Anche molti stranieri tra i fedeli presenti in Duomo

Il viaggio in Congo

A margine della celebrazione, parlando con i cronisti del suo viaggio in Congo, che inizia in queste ore e che terminerà il 22 agosto (leggi qui), l’Arcivescovo dà voce alle sue attese: «Dalla visita a una Chiesa così viva, così segnata dalla sofferenza e dalla passione per il Vangelo, mi aspetto di vedere qualche germoglio di una possibilità nuova per questo Paese tanto tribolato, ma vedo anche un messaggio di speranza per tutta la nostra Chiesa ambrosiana, che sembra qualche volta invecchiata e rassegnata».

In riferimento alla Messa che presiederà in memoria del nostro ambasciatore in Congo Luca Attanasio, nato a Limbiate in provincia di Milano e ucciso nel febbraio del 2021, l’Arcivescovo aggiunge: «Il Congo è uno dei luoghi più segnati dalla guerra e in certe zone esiste una sorta di situazione incontrollabile, come nella regione in cui anche il nostro ambasciatore è stato assassinato.
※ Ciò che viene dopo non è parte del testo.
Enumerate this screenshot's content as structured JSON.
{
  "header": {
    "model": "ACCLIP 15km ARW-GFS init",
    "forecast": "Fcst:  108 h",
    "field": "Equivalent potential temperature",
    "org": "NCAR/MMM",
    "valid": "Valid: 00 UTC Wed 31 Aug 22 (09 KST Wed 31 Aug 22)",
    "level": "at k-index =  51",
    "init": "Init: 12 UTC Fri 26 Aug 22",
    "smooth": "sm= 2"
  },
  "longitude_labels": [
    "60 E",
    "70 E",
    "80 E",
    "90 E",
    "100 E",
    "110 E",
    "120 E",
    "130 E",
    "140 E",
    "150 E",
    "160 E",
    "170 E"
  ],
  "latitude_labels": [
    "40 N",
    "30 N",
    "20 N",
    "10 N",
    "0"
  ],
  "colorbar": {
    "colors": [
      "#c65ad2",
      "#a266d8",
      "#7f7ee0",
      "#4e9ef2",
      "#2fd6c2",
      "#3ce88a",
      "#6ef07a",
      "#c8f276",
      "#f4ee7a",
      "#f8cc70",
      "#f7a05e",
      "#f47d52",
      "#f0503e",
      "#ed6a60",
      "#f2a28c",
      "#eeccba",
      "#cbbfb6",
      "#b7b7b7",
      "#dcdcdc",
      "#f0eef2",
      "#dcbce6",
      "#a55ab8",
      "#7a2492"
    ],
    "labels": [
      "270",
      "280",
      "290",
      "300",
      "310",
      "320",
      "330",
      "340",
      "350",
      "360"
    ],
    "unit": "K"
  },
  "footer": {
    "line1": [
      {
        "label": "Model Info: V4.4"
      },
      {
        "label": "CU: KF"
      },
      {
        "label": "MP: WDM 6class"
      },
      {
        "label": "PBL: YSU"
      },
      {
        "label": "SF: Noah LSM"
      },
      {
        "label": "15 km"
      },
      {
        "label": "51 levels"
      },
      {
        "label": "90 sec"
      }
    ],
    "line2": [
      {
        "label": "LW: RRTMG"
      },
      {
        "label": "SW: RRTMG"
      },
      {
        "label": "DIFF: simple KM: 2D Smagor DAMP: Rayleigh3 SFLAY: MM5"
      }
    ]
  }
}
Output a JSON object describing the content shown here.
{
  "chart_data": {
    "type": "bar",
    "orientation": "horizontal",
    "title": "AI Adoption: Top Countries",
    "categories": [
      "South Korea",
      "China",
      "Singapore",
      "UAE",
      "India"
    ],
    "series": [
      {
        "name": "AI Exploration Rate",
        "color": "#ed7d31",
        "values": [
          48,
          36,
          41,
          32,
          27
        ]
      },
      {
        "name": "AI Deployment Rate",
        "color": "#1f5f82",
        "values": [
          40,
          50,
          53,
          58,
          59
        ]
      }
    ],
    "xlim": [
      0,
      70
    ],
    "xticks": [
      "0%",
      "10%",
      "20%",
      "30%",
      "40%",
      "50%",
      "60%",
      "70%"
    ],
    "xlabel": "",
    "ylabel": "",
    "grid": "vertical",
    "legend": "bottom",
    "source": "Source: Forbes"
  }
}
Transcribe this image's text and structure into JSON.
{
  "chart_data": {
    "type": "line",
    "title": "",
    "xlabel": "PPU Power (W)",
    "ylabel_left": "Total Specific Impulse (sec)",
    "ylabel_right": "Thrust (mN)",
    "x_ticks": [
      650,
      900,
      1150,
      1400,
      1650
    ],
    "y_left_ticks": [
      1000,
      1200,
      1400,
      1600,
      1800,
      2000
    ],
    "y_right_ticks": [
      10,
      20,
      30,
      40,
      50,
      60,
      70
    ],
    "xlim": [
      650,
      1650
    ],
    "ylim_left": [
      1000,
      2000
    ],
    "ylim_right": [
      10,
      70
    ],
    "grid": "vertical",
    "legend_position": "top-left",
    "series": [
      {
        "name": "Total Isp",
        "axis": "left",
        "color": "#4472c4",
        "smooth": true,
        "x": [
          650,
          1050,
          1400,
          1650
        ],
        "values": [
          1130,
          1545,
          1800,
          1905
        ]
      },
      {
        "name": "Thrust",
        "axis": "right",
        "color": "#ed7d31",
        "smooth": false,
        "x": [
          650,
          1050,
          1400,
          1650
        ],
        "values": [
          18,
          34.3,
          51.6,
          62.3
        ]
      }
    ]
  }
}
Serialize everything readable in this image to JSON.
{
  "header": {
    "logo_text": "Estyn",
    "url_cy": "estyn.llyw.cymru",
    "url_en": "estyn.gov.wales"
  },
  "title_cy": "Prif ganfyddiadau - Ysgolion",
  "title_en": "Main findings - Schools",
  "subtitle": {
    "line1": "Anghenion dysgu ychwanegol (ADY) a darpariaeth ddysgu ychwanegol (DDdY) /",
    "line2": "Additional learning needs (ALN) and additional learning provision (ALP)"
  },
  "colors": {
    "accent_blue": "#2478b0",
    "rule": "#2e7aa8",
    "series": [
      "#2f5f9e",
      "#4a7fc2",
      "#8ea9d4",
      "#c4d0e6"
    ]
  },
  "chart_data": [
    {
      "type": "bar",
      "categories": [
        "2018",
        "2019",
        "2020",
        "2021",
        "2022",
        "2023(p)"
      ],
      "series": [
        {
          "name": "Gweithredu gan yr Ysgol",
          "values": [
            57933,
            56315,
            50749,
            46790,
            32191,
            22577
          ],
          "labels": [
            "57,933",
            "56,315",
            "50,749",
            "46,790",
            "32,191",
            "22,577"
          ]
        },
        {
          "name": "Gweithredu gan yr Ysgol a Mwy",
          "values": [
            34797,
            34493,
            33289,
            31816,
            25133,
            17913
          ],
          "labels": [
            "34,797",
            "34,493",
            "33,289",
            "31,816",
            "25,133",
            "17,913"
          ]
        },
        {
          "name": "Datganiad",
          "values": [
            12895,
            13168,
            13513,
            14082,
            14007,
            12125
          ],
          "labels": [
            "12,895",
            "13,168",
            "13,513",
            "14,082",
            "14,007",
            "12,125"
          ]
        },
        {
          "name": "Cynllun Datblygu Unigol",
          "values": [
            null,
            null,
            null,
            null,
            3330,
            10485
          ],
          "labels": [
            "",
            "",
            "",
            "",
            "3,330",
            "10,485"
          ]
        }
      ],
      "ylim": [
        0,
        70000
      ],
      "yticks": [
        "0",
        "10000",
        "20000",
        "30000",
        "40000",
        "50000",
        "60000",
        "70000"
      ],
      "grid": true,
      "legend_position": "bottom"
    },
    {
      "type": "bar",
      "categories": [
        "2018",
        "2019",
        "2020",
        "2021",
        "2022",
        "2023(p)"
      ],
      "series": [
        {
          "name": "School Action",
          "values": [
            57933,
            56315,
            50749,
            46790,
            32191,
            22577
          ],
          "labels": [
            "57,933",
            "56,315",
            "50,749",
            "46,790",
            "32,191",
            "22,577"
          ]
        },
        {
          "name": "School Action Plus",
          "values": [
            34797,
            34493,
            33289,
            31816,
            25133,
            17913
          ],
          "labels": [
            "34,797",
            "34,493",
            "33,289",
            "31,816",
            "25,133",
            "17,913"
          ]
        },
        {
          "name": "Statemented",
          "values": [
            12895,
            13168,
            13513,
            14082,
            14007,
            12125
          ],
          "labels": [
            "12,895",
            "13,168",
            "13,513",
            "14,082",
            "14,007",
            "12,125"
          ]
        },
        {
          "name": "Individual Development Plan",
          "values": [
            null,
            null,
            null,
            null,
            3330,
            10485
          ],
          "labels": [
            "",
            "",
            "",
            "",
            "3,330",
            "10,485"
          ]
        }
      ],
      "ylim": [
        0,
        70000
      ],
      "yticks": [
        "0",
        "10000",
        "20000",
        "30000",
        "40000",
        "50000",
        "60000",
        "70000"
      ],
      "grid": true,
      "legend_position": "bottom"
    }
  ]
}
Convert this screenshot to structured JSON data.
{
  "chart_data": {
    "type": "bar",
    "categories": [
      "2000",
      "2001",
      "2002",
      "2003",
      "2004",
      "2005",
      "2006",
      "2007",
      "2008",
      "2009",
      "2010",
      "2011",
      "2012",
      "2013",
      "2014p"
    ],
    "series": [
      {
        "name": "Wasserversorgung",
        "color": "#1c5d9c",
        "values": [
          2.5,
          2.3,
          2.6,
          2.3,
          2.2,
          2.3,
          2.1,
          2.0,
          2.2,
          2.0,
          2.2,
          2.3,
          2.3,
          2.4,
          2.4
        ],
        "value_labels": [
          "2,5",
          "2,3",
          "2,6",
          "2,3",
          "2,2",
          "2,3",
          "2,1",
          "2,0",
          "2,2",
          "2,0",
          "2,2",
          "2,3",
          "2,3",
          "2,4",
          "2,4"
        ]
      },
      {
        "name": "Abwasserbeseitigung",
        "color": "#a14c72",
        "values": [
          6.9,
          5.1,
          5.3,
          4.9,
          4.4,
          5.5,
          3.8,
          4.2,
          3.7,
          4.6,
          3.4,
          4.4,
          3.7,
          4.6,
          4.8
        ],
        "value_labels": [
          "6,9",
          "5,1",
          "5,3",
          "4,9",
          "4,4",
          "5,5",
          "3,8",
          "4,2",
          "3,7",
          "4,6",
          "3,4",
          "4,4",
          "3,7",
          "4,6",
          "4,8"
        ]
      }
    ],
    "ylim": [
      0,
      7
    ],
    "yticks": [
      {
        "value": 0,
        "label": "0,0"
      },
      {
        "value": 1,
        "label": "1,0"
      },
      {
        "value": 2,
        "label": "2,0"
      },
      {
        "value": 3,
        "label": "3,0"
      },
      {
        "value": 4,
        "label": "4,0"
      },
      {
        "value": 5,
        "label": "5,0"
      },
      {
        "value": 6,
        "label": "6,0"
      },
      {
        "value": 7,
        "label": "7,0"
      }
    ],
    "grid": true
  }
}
Io cercherò di ricordare, di pregare, di incoraggiare gli uomini che lavorano per la pace».

«Credo che sentirci Chiese sorelle, pur tra tante differenze, serva per comprendere come il cristianesimo sia capace di offrire orizzonti di speranza e motivazioni di impegno sotto tutti i cieli, in tutte le latitudini. Il fatto che là siano presenti i nostri preti permette di aspettarsi un arricchimento anche per la nostra Chiesa, qualche intuizione, un modo di celebrare più festoso, un modo di vivere la carità più paziente».